Data-like flash read with memory barrier?

LCE · ‎2024-05-14

Heyho,

I recently finished - or so I thought - the ethernet bootloader for STM32H73x.

The bootloader can update the application and vice versa, updating, jumping back and forth, all working fine.

Until yesterday all of a sudden (when I was working on some other http POST stuff unrelated to the internal flash) the bootloader somehow got stuck when verifying the freshly written application.
Verification goes like:
- read (Octo-) SPI flash image page (256 bytes)
- compare SPI flash buffer to internal flash via pointer

The hard fault info that I got was not really useful, I was looking for all kinds of stuff, but could not solve the problem.

Until I added some memory barriers, as you can see below - combined with loading each flash byte into a variable, and then comparing (before that I used directly used the flash byte pointer sFlashIntCtl.pu8ChkAddr[i] in the for loop).
Now it's working again.

BUT... does that make sense?
Or was that just coincidence, and I have another problem?

				/* ++++++++++++++++++++++++++++++++++++++++++++++++++++++ */
				/* read from SPI flash
				 *	BLOCKING &
				 *	### outside of state machine ###
				 */
				sFlashIntCtl.u8ChkError = OspiFlashRdPage();
				__DSB();

				if( sFlashIntCtl.u8ChkError != HAL_OK )
				{
					#if DEBUG_FLASH_INT
						uart_printf("\n\r# ERR: FLINT_STATE_CHECK OspiFlashRdPage()\n\r");
					#endif 	/* DEBUG_FLASH_INT */

					sFlashIntCtl.u32ChkErrors++;
					u8FlashIntState = FLINT_STATE_ERROR;
				}
				else
				{
					/* compare */
					uint32_t u32ErrOld = sFlashIntCtl.u32ChkErrors;
					uint8_t u8FlashByte = 0;

					/* compare internal flash to SPI flash page buffer */
					for( uint32_t i = 0; i < (uint32_t)OSPI_FLASH_PAGE_SIZE; i++ )
					{
						u8FlashByte = sFlashIntCtl.pu8ChkAddr[i];
						__DSB();
						if( u8OspiFlashPageBuf[i] != u8FlashByte )
						{
							sFlashIntCtl.u32ChkErrors++;
						}
						if( (sFlashIntCtl.u32ChkBtDone + i) >= (sSpiFileInfo.u32Size - 1) ) break;
					}
					sFlashIntCtl.u32ChkBtDone += sFlashIntCtl.u32ChkLen;

PS: why is that very useful </> code insert button back in line 2? This should be the first one to appear, it's surely more often used than other stuff that appears first.

Pavel A. · ‎2024-05-14

> The hard fault info that I got was not really useful

Nevertheless, can you show it, please?

LCE · ‎2024-05-15

@Pavel A. Thanks for taking a look at it.

Here comes the problem: I just reverted back to the old version in source code without the memory barriers - now it's working, as it did before for some time.
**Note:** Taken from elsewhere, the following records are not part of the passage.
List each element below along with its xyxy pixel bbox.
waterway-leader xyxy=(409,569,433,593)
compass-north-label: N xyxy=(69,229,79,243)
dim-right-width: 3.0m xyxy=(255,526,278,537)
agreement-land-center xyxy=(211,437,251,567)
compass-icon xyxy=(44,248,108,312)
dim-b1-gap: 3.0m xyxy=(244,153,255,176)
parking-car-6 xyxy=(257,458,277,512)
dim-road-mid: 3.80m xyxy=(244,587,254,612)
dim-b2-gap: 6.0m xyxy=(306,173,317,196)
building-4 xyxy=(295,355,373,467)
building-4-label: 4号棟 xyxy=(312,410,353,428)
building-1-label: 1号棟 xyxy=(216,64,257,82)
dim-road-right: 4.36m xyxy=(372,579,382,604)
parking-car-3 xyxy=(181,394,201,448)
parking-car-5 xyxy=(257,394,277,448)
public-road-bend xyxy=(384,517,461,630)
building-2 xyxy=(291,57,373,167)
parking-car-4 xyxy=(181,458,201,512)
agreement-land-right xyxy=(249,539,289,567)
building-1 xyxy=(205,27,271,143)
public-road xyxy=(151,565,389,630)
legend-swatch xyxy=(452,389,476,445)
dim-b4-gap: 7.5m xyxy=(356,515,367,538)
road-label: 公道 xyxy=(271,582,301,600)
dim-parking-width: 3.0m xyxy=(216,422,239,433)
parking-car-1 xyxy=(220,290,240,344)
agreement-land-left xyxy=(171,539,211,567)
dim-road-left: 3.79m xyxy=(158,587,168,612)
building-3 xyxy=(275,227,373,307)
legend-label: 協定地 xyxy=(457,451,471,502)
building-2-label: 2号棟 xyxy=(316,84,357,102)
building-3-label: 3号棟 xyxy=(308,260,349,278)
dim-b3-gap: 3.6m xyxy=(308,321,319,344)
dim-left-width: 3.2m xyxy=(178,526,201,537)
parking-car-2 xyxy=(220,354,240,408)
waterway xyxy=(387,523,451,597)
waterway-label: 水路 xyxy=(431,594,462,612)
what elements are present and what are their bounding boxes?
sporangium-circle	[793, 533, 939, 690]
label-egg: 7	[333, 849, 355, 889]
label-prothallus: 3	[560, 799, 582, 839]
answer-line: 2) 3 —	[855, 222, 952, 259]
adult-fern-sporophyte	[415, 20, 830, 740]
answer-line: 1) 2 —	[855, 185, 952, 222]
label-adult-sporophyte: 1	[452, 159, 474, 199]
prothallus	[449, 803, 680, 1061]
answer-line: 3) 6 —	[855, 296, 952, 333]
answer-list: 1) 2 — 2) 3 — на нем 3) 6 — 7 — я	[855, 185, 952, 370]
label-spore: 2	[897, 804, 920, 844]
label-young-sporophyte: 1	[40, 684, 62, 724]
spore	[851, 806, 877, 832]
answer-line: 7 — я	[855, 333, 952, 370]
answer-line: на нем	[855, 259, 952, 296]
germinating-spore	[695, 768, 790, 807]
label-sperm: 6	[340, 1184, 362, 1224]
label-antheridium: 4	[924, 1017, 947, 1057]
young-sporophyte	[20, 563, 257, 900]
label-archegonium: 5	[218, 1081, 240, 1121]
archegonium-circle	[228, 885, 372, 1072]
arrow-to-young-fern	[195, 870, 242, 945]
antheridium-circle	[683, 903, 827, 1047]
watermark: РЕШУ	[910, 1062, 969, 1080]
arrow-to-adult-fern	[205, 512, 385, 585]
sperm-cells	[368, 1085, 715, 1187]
Grmph...

I remember I had:

PRECISERR
BFARVALID

But then in BFAR something like 0x43434343

Here's the hard fault handler, the struct is in no-init DTCM SRAM:

void HardFault_Handler(void)
{
	uint32_t *pu32Stack = NULL;

	sHardFault.u32Event = DEBUG_FAULT_HARD_EVENT;

	/* save some registers */

	register uint32_t temp0 asm("r0");
	register uint32_t temp1 asm("r1");
	register uint32_t temp2 asm("r2");
	register uint32_t temp3 asm("r3");
	register uint32_t temp4 asm("r4");
	register uint32_t temp5 asm("r5");
	register uint32_t temp6 asm("r6");
	register uint32_t temp7 asm("r7");

	register uint32_t tempSP asm("sp");		/* stack pointer = R13 */
	register uint32_t tempLR asm("lr");		/* link register = R14 */

	/* program counter PC = R15 is a little harder to get: */
	register uint32_t tempPC;
	asm("mov pc,%0":"=r"(tempPC));

	sHardFault.u32CFSR 	= SCB->CFSR;
	sHardFault.u32MMFAR = SCB->MMFAR;
	sHardFault.u32BFAR 	= SCB->BFAR;

	sHardFault.u32CpuR[0] = temp0;
	sHardFault.u32CpuR[1] = temp1;
	sHardFault.u32CpuR[2] = temp2;
	sHardFault.u32CpuR[3] = temp3;
	sHardFault.u32CpuR[4] = temp4;
	sHardFault.u32CpuR[5] = temp5;
	sHardFault.u32CpuR[6] = temp6;
	sHardFault.u32CpuR[7] = temp7;

	sHardFault.u32CpuSP = tempSP;
	sHardFault.u32CpuLR = tempLR;
	sHardFault.u32CpuPC = tempPC;

	pu32Stack = (uint32_t *)sHardFault.u32CpuSP;
	sHardFault.u32CpuPCe = pu32Stack[6];

	sHardFault.u32EthTxErr[0] = 0;
	sHardFault.u32EthTxErr[1] = 0;
	sHardFault.u32EthTxErr[2] = 0;
	sHardFault.u32EthTxErr[3] = 0;
	sHardFault.u32EthTxErr[4] = 0;
	sHardFault.u32EthTxErr[5] = 0;
	sHardFault.u32EthTxErr[6] = 0;
	sHardFault.u32EthTxErr[7]++;		/* test increment */

	sHardFault.u32EthTxECode = u32EthTxErrorCode;
	sHardFault.u32EthTxELtst = u32EthErrTxLatest;

	/* save fault time */
	sHardFault.u32TimeNano = ETH->MACSTNR;
	sHardFault.u32TimeSecs = ETH->MACSTSR;

	while( 1 )
	{
	}
}

Edit: no cache used

LCE · ‎2024-05-15

So the error is back, with the memory barriers, so that was not the solution.

2 problems for debugging:

- right now the error only occurs in the bootloader, and that hangs but does NOT enter any fault handler

- I cannot debug the bootloader, because it's getting too big in debug mode

So I have to change the dedicated flash sizes to enable debugging - but I guess that as soon as I debug the problem will not occur... ;)

Let's see...

SofLit · ‎2024-05-15

Hello,

The first thing that comes to my mind: it could be a "failing" speculative access since you're using (Octo-) SPI memory.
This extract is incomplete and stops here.